A doutrina dos atos próprios ocupa posição singular no ordenamento jurídico brasileiro, tendo sido incorporada ao Código Civil de 2002 como postulado normativo. Postulado é compreendido como um princípio ou fato não provado ou demonstrado, porém considerado como óbvio, funcionando como pressuposto lógico para a aplicação de outras normas jurídicas.

Esta doutrina constitui princípio derivado da teoria da desconsideração da pessoa jurídica e estabelece que, caso uma das partes atue de determinada forma durante qualquer das fases do contrato, não será tolerável que posteriormente aja em total contradição com a sua própria conduta anterior. O instituto opera em duas vertentes complementares: em seu aspecto negativo, objetiva-se coibir atitudes contraditórias da parte integrante de determinada relação jurídica; já em seu aspecto positivo, exige-se um comportamento congruente, interpretando-se a palavra dada que está abrangida pela cláusula geral da boa-fé.

A distinção entre postulado e outras categorias normativas revela-se essencial para a adequada compreensão do instituto.

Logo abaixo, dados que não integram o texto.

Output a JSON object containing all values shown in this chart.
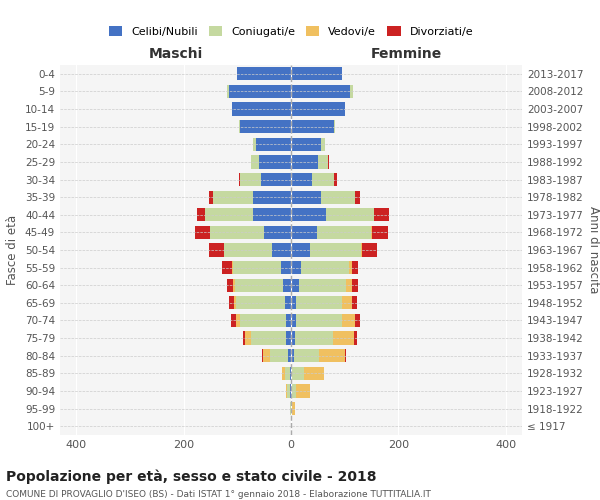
{
  "age_groups": [
    "100+",
    "95-99",
    "90-94",
    "85-89",
    "80-84",
    "75-79",
    "70-74",
    "65-69",
    "60-64",
    "55-59",
    "50-54",
    "45-49",
    "40-44",
    "35-39",
    "30-34",
    "25-29",
    "20-24",
    "15-19",
    "10-14",
    "5-9",
    "0-4"
  ],
  "birth_years": [
    "≤ 1917",
    "1918-1922",
    "1923-1927",
    "1928-1932",
    "1933-1937",
    "1938-1942",
    "1943-1947",
    "1948-1952",
    "1953-1957",
    "1958-1962",
    "1963-1967",
    "1968-1972",
    "1973-1977",
    "1978-1982",
    "1983-1987",
    "1988-1992",
    "1993-1997",
    "1998-2002",
    "2003-2007",
    "2008-2012",
    "2013-2017"
  ],
  "maschi": {
    "celibi": [
      0,
      0,
      2,
      2,
      5,
      10,
      10,
      12,
      15,
      18,
      35,
      50,
      70,
      70,
      55,
      60,
      65,
      95,
      110,
      115,
      100
    ],
    "coniugati": [
      0,
      1,
      5,
      10,
      35,
      65,
      85,
      90,
      90,
      90,
      90,
      100,
      90,
      75,
      40,
      15,
      5,
      2,
      0,
      5,
      0
    ],
    "vedovi": [
      0,
      0,
      2,
      5,
      12,
      10,
      8,
      5,
      3,
      2,
      0,
      0,
      0,
      0,
      0,
      0,
      0,
      0,
      0,
      0,
      0
    ],
    "divorziati": [
      0,
      0,
      0,
      0,
      2,
      5,
      8,
      8,
      12,
      18,
      28,
      28,
      15,
      8,
      2,
      0,
      0,
      0,
      0,
      0,
      0
    ]
  },
  "femmine": {
    "nubili": [
      0,
      0,
      2,
      2,
      5,
      8,
      10,
      10,
      15,
      18,
      35,
      48,
      65,
      55,
      40,
      50,
      55,
      80,
      100,
      110,
      95
    ],
    "coniugate": [
      0,
      2,
      8,
      22,
      48,
      70,
      85,
      85,
      88,
      90,
      95,
      100,
      90,
      65,
      40,
      18,
      8,
      2,
      0,
      5,
      0
    ],
    "vedove": [
      1,
      5,
      25,
      38,
      48,
      40,
      25,
      18,
      10,
      5,
      2,
      2,
      0,
      0,
      0,
      0,
      0,
      0,
      0,
      0,
      0
    ],
    "divorziate": [
      0,
      0,
      0,
      0,
      2,
      5,
      8,
      10,
      12,
      12,
      28,
      30,
      28,
      8,
      5,
      2,
      0,
      0,
      0,
      0,
      0
    ]
  },
  "colors": {
    "celibi_nubili": "#4472C4",
    "coniugati": "#c5d9a0",
    "vedovi": "#f0c060",
    "divorziati": "#cc2222"
  },
  "title": "Popolazione per età, sesso e stato civile - 2018",
  "subtitle": "COMUNE DI PROVAGLIO D'ISEO (BS) - Dati ISTAT 1° gennaio 2018 - Elaborazione TUTTITALIA.IT",
  "xlabel_maschi": "Maschi",
  "xlabel_femmine": "Femmine",
  "ylabel_left": "Fasce di età",
  "ylabel_right": "Anni di nascita",
  "xlim": 430,
  "legend_labels": [
    "Celibi/Nubili",
    "Coniugati/e",
    "Vedovi/e",
    "Divorziati/e"
  ],
  "bg_color": "#f5f5f5"
}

Segundo Humberto Ávila, as regras são primariamente retrospectivas e com pretensão de decidibilidade e abrangência, para cuja aplicação exigem a avaliação da correspondência entre a construção conceitual da descrição normativa e a construção conceitual dos fatos. A doutrina dos atos próprios, contudo, não se enquadra nesta categoria, pois não opera como regra de subsunção direta.

Tampouco se trata de princípio em sentido estrito. No âmbito jurídico, os princípios são normas fundantes e nucleares de um sistema, instrumentos de colmatação de lacunas, que representam um limite interpretativo da discricionariedade judicial. O princípio é começo, fundamento ou essência de algum fenômeno. A doutrina dos atos próprios, embora relacionada ao princípio da boa-fé, constitui postulado que orienta sua aplicação concreta.

Igualmente, não se confunde com preceito, que significa um comando ou proibição. A norma possui uma forma abstrata, com a especificação do fazer ou não fazer, tomando um comando em reação à conduta omissiva ou ofensa à conduta esperada. Também não se identifica simplesmente como norma em sentido amplo, visto que a norma é uma regra de conduta, e se for norma jurídica, será tida como uma regra de conduta imposta, admitida ou reconhecida pelo ordenamento.

A boa-fé pode atingir diretamente o componente obrigacional ampliando-lhe o conteúdo ou reduzindo-o. Em relação à redução da amplitude obrigacional, destacam-se institutos correlatos: a supressio, a surrectio, o venire contra factum proprium (teoria dos atos próprios) e o tu quoque. Todos estes institutos funcionam como desdobramentos operacionais do postulado da boa-fé objetiva, vedando comportamentos contraditórios e assegurando a proteção da confiança legítima nas relações jurídicas.